In three years time, the communist rebels would have suffered massive military losses that they would no longer be able to launch attacks and cause trouble to the country, Esperon said.
“There may be a few stragglers left but by that time, they would just be doing banditry and the Philippines would have been able to fly economically,” Esperon added.
On Thursday, Esperon spoke before a regional summit of the National Task Force to End Local Communist Armed Conflict that gathered concerned Cabinet and security officials, local chief executives and tribal leaders from all over Mindanao.
Esperon said the summit was convened to learn from the successes and best practices of other regions in fighting communist insurgency.
But Esperon said there were many challenges that could hinder the government’s effort to achieve its target to weaken the communist guerrillas’ fighting strength.
Civilians key to solution
Esperon cited the consistency in the investment of resources needed to kick-start infrastructure projects and the delivery of basic services to the people in the countryside.
He noted that the war waged by communist rebels was most felt in Mindanao.
But Esperon said the growth and progress of Mindanao’s regions, particularly Caraga and northern Mindanao would make the communist rebellion irrelevant.
Esperon, however, said that if the military was left alone to fight communist rebels, the insurgency problem would not be solved soonest.
“We cannot defeat the communists by the efforts of the military and the police alone.

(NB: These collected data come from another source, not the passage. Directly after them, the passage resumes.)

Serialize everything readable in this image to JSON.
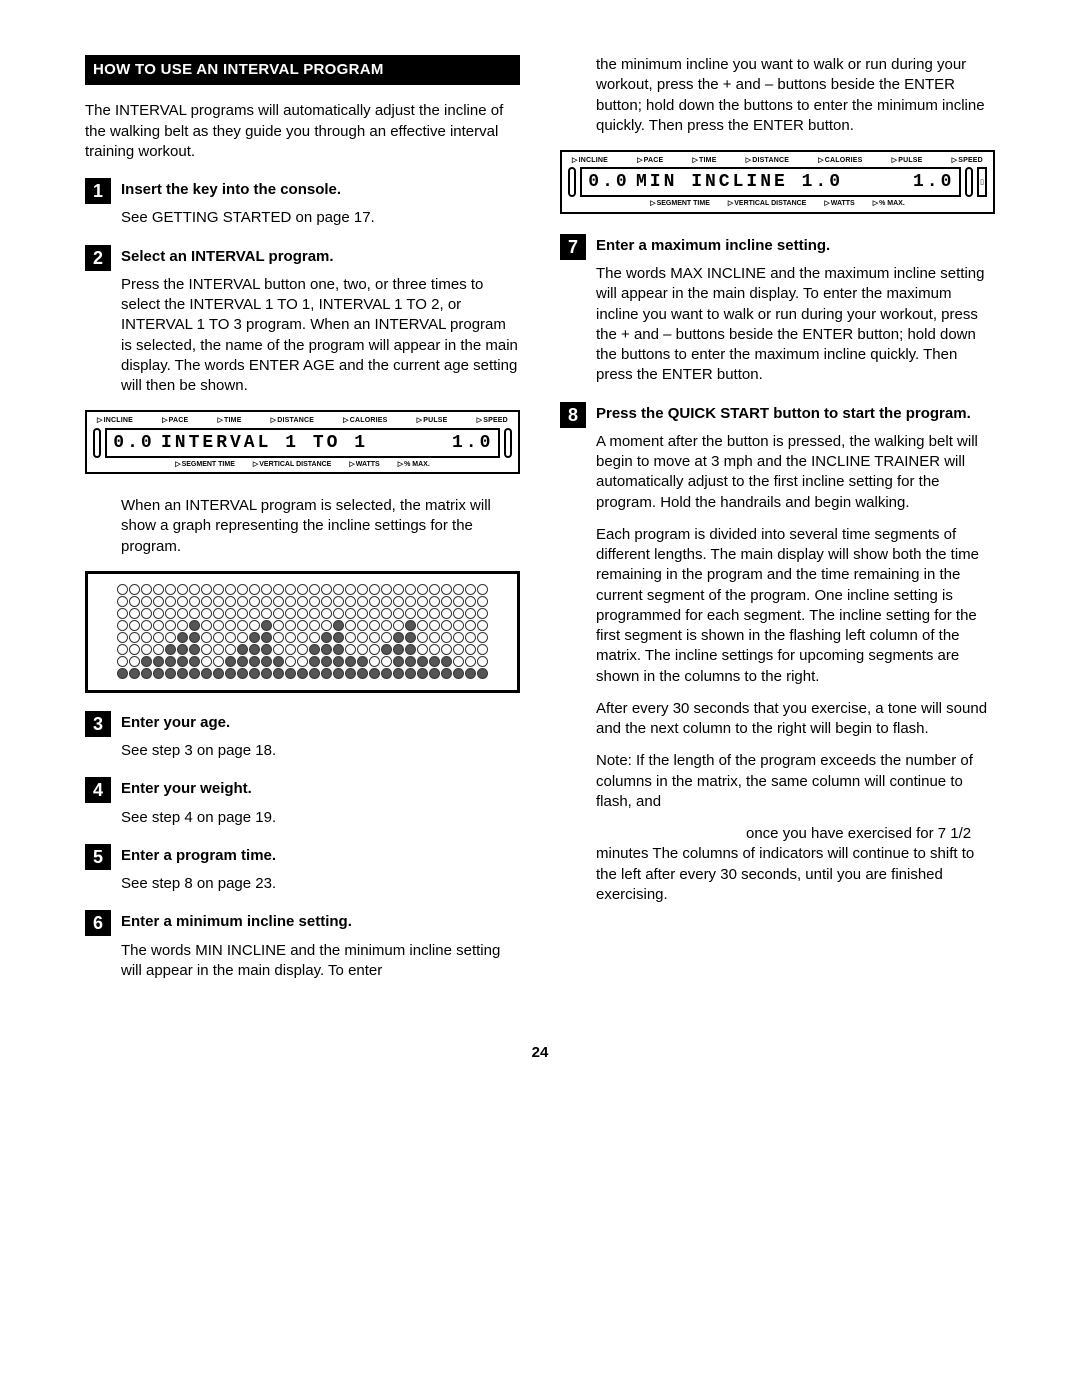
{
  "pageNumber": "24",
  "sectionTitle": "HOW TO USE AN INTERVAL PROGRAM",
  "intro": "The INTERVAL programs will automatically adjust the incline of the walking belt as they guide you through an effective interval training workout.",
  "steps": {
    "s1": {
      "num": "1",
      "title": "Insert the key into the console.",
      "body": "See GETTING STARTED on page 17."
    },
    "s2": {
      "num": "2",
      "title": "Select an INTERVAL program.",
      "body": "Press the INTERVAL button one, two, or three times to select the INTERVAL 1 TO 1, INTERVAL 1 TO 2, or INTERVAL 1 TO 3 program. When an INTERVAL program is selected, the name of the program will appear in the main display. The words ENTER AGE and the current age setting will then be shown."
    },
    "s2b": "When an INTERVAL program is selected, the matrix will show a graph representing the incline settings for the program.",
    "s3": {
      "num": "3",
      "title": "Enter your age.",
      "body": "See step 3 on page 18."
    },
    "s4": {
      "num": "4",
      "title": "Enter your weight.",
      "body": "See step 4 on page 19."
    },
    "s5": {
      "num": "5",
      "title": "Enter a program time.",
      "body": "See step 8 on page 23."
    },
    "s6": {
      "num": "6",
      "title": "Enter a minimum incline setting.",
      "body": "The words MIN INCLINE and the minimum incline setting will appear in the main display. To enter"
    },
    "s6cont": "the minimum incline you want to walk or run during your workout, press the + and – buttons beside the ENTER button; hold down the buttons to enter the minimum incline quickly. Then press the ENTER button.",
    "s7": {
      "num": "7",
      "title": "Enter a maximum incline setting.",
      "body": "The words MAX INCLINE and the maximum incline setting will appear in the main display. To enter the maximum incline you want to walk or run during your workout, press the + and – buttons beside the ENTER button; hold down the buttons to enter the maximum incline quickly. Then press the ENTER button."
    },
    "s8": {
      "num": "8",
      "title": "Press the QUICK START button to start the program.",
      "b1": "A moment after the button is pressed, the walking belt will begin to move at 3 mph and the INCLINE TRAINER will automatically adjust to the first incline setting for the program. Hold the handrails and begin walking.",
      "b2": "Each program is divided into several time segments of different lengths. The main display will show both the time remaining in the program and the time remaining in the current segment of the program. One incline setting is programmed for each segment. The incline setting for the first segment is shown in the flashing left column of the matrix. The incline settings for upcoming segments are shown in the columns to the right.",
      "b3": "After every 30 seconds that you exercise, a tone will sound and the next column to the right will begin to flash.",
      "b4a": "Note: If the length of the program exceeds the number of columns in the matrix, the same column will continue to flash, and",
      "b4b": "once you have exercised for 7 1/2 minutes  The columns of indicators will continue to shift to the left after every 30 seconds, until you are finished exercising."
    }
  },
  "lcd": {
    "topLabels": [
      "INCLINE",
      "PACE",
      "TIME",
      "DISTANCE",
      "CALORIES",
      "PULSE",
      "SPEED"
    ],
    "bottomLabels": [
      "SEGMENT TIME",
      "VERTICAL DISTANCE",
      "WATTS",
      "% MAX."
    ],
    "d1": {
      "left": "0.0",
      "center": "INTERVAL  1 TO  1",
      "right": "1.0"
    },
    "d2": {
      "left": "0.0",
      "center": "MIN INCLINE  1.0",
      "right": "1.0"
    }
  },
  "matrixRows": [
    "0000000000000000000000000000000",
    "0000000000000000000000000000000",
    "0000000000000000000000000000000",
    "0000001000001000001000001000000",
    "0000011000011000011000011000000",
    "0000111000111000111000111000000",
    "0011111001111100111110011111000",
    "1111111111111111111111111111111"
  ]
}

We need the civilian sector,” said Esperon, a former chief of the country’s Armed Forces.
“You [civilians] have the key to the solution of the communist problem not only in Mindanao but in the entire Philippines,” Esperon added.
He emphasized the need to plan for “systematic, harmonized convergence of efforts” and to transform strategy from military-driven operations to civilian-led operations.
But the Communist Party of the Philippines (CPP) said the government’s effort to wipe out the insurgency was creating conditions ripe for the recruitment of more guerrillas.
In a statement, the CPP said the government’s ongoing anti-insurgency campaign has pushed “more and more people to join or support the revolutionary underground and the armed struggle.”
It said the President and the defense and security establishments under him “are succeeding only in inciting more resistance in their overzealous drive to tag all opposition as communists, communist recruiters, sympathizers or collaborators.”